In the face of these baleful side effects, antidrug crusaders in Congress, including some who ought to know better, become more, not less, insistent on making drugs the litmus test of United States Latin American policy, especially with Mexico.
This ignores the extraordinary historical sensitivity of Mexicans to any hint of United States interference. Attempts to coerce Mexico are not only doomed to failure but guaranteed to be counterproductive.
The first step in getting out of a hole is to analyze why we started digging to begin with. In the case of the war on drugs, it was because drugs are bad. They destroy individuals and families and lead to crime and other social evils. We can deal with drugs by suppressing supply or demand or both.
We have tried to do both, but the major emphasis of drug policy has been on interdicting supplies, and this has been its spectacular failure. It has also been the source of the policy's counterproductive mischief through generating the oceans of cash that pay for such widespread corruption. We would be much better off if we concentrated on suppressing demand.

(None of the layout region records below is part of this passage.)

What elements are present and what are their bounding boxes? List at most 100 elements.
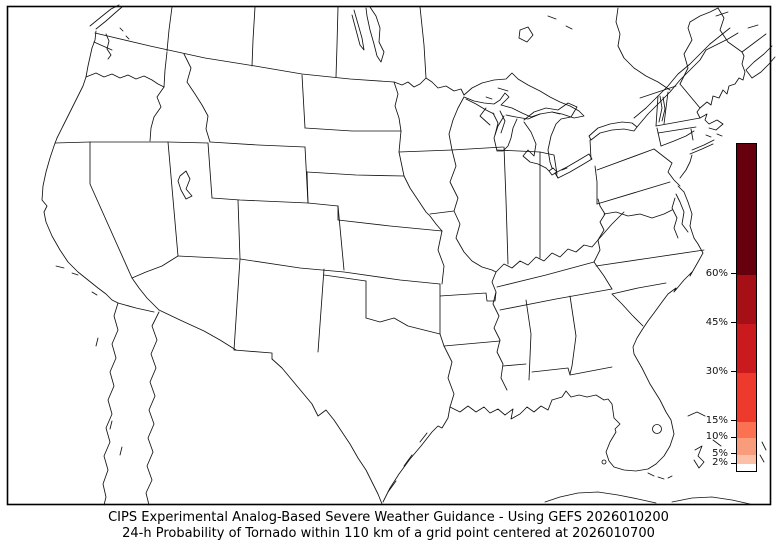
new-mexico-mexico-border bbox=[233, 349, 273, 360]
colorbar-segment bbox=[737, 274, 756, 324]
coastlines bbox=[41, 4, 767, 506]
new-mexico-texas-border bbox=[317, 268, 325, 353]
quebec-ontario-border bbox=[615, 7, 671, 91]
delaware-river-border bbox=[667, 162, 681, 187]
texas-gulf-coast bbox=[382, 406, 451, 503]
massachusetts-north-border bbox=[655, 117, 701, 127]
maine-new-brunswick-border bbox=[717, 7, 743, 53]
chesapeake-delmarva bbox=[671, 191, 695, 239]
new-hampshire-maine-border bbox=[679, 83, 701, 109]
nevada-utah-border bbox=[167, 141, 179, 257]
canada-borders bbox=[94, 6, 776, 128]
ontario-small-lakes bbox=[547, 15, 573, 30]
45n-border-ny-vt-nh bbox=[639, 85, 677, 99]
puget-sound bbox=[93, 33, 113, 60]
colorbar-segment bbox=[737, 421, 756, 439]
south-dakota-nebraska-border bbox=[306, 171, 405, 177]
lake-huron-west-shore bbox=[522, 121, 547, 169]
virginia-north-carolina-border bbox=[595, 249, 705, 267]
oregon-idaho-border bbox=[149, 86, 165, 142]
saskatchewan-manitoba-border bbox=[335, 6, 339, 78]
new-york-new-jersey-border bbox=[653, 148, 673, 164]
montana-north-dakota-border bbox=[301, 74, 306, 129]
colorbar-segment bbox=[737, 144, 756, 275]
oklahoma-panhandle-south bbox=[323, 274, 367, 282]
idaho-wyoming-border bbox=[207, 142, 213, 199]
idaho-montana-border bbox=[183, 53, 211, 143]
st-lawrence-south-shore bbox=[636, 49, 707, 128]
sonora-coast bbox=[145, 311, 160, 506]
lake-huron-georgian-bay bbox=[523, 102, 578, 169]
louisiana-coast-delta bbox=[449, 399, 553, 420]
new-york-vermont-border bbox=[655, 95, 659, 127]
potomac-md-va-border bbox=[603, 209, 673, 219]
california-nevada-border bbox=[89, 141, 133, 279]
lake-winnipeg bbox=[365, 6, 385, 63]
massachusetts-connecticut-border bbox=[657, 126, 697, 134]
prince-edward-island bbox=[747, 24, 759, 29]
kentucky-virginia-border bbox=[593, 239, 601, 263]
georgia-south-carolina-border bbox=[611, 293, 644, 327]
texas-louisiana-border bbox=[443, 345, 455, 408]
arkansas-louisiana-border bbox=[443, 340, 501, 347]
wyoming-south-colorado-north bbox=[211, 197, 339, 207]
isle-royale-apostle-islands bbox=[485, 87, 509, 100]
nevada-arizona-border bbox=[131, 255, 179, 279]
nebraska-wyoming-border bbox=[306, 171, 309, 204]
us-mexico-border-west bbox=[117, 302, 237, 351]
gaspe-peninsula bbox=[705, 32, 739, 51]
vermont-new-hampshire-border bbox=[663, 91, 669, 125]
wisconsin-illinois-border bbox=[451, 146, 504, 151]
illinois-indiana-border bbox=[503, 146, 509, 265]
lake-nipigon bbox=[518, 26, 534, 43]
manitoba-ontario-border bbox=[419, 6, 427, 79]
lake-okeechobee bbox=[652, 424, 662, 434]
37n-border-co-ks-ok bbox=[239, 258, 441, 285]
niagara-river bbox=[589, 139, 592, 160]
lake-superior-south-shore bbox=[463, 92, 541, 118]
us-canada-border-49n bbox=[94, 32, 395, 83]
colorbar-segment bbox=[737, 464, 756, 471]
mississippi-alabama-coast bbox=[551, 390, 588, 401]
pacific-coast bbox=[41, 30, 119, 304]
utah-arizona-border bbox=[177, 255, 239, 260]
pennsylvania-new-york-border bbox=[596, 148, 655, 171]
state-borders bbox=[54, 51, 705, 408]
baja-islands bbox=[95, 337, 123, 456]
colorado-kansas-border bbox=[337, 205, 345, 271]
delaware-bay-nj-coast bbox=[677, 154, 693, 193]
upper-peninsula-shore bbox=[465, 98, 541, 120]
connecticut-rhode-island-border bbox=[690, 128, 694, 141]
figure-caption: CIPS Experimental Analog-Based Severe We… bbox=[0, 510, 777, 541]
minnesota-north-border bbox=[393, 77, 465, 96]
california-arizona-border bbox=[131, 277, 160, 311]
north-south-carolina-border bbox=[611, 282, 667, 295]
florida-keys bbox=[647, 472, 673, 480]
lake-champlain bbox=[658, 95, 666, 123]
iowa-missouri-border bbox=[429, 210, 455, 215]
missouri-arkansas-border-bootheel bbox=[439, 291, 497, 302]
kansas-missouri-border bbox=[437, 230, 445, 285]
florida-west-coast bbox=[586, 394, 657, 472]
rio-grande-border bbox=[271, 358, 383, 505]
arizona-new-mexico-border bbox=[233, 258, 241, 351]
tennessee-north-carolina-border bbox=[593, 261, 613, 290]
mississippi-alabama-border bbox=[525, 299, 532, 381]
vancouver-island bbox=[89, 4, 123, 30]
san-juan-islands bbox=[119, 27, 130, 40]
colorbar-segment bbox=[737, 372, 756, 422]
florida-north-border bbox=[531, 366, 613, 376]
red-river-north-nd-mn bbox=[393, 81, 402, 132]
cuba-coast bbox=[544, 491, 751, 505]
west-virginia-virginia-border bbox=[597, 211, 625, 241]
red-river-tx-ok-border bbox=[365, 317, 441, 335]
st-lawrence-north-shore bbox=[633, 43, 711, 119]
caption-line-2: 24-h Probability of Tornado within 110 k… bbox=[122, 525, 655, 541]
minnesota-south-dakota-border bbox=[398, 130, 405, 177]
mississippi-river bbox=[449, 149, 508, 391]
minnesota-wisconsin-border bbox=[448, 96, 465, 151]
colorbar-segment bbox=[737, 454, 756, 465]
bc-alberta-border bbox=[166, 6, 173, 52]
colorbar bbox=[736, 143, 757, 472]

There are several helpful precedents for dealing with the current problem.
In 1919 the United States banned "intoxicating liquors." This was in response to a prolonged campaign against the undeniable social evils linked to alcohol. What happened was the growth of other social evils represented by the rise of gangsterism as a forerunner of the Mafia. For every speak-easy broken up by federal alcohol agents, two more seemed to arise, while alcoholism continued unabated. In 1933 the United States abandoned Prohibition as a national policy (though it remained in some states and local jurisdictions) and instituted a system of regulation that on the whole has worked well. We still have alcoholism, but we do not have the pernicious side effects we had under Prohibition.
Our experience in Vietnam offers another useful lesson. Voices urging intensified efforts in the war on drugs are eerily reminiscent of what we were hearing from the White House about Vietnam 30 years ago. If we sent more troops and dropped more bombs, the strategists of the Vietnam disaster told us, victory would assuredly be ours. Instead, things only got worse.
Congress at last pulled the plug, and today we have normal diplomatic relations and the beginning of commerce with Vietnam.
Finally, there is the example of nicotine. This is surely as addictive, and over the long term as destructive, as the main targets of the drug war. Nobody has suggested that cigarettes be made illegal. Instead, the government has mounted a vigorous propaganda campaign, which has resulted in a marked decline in smoking.
The most telling commentary on the war on drugs is not that it has failed to control drugs but that it has created so many related social problems. These will endure even when and if the drug policy is changed. They are a high price to pay for pigheadedness.
* Pat M. Holt, former chief of staff of the Senate Foreign Relations Committee, writes on foreign affairs from Washington.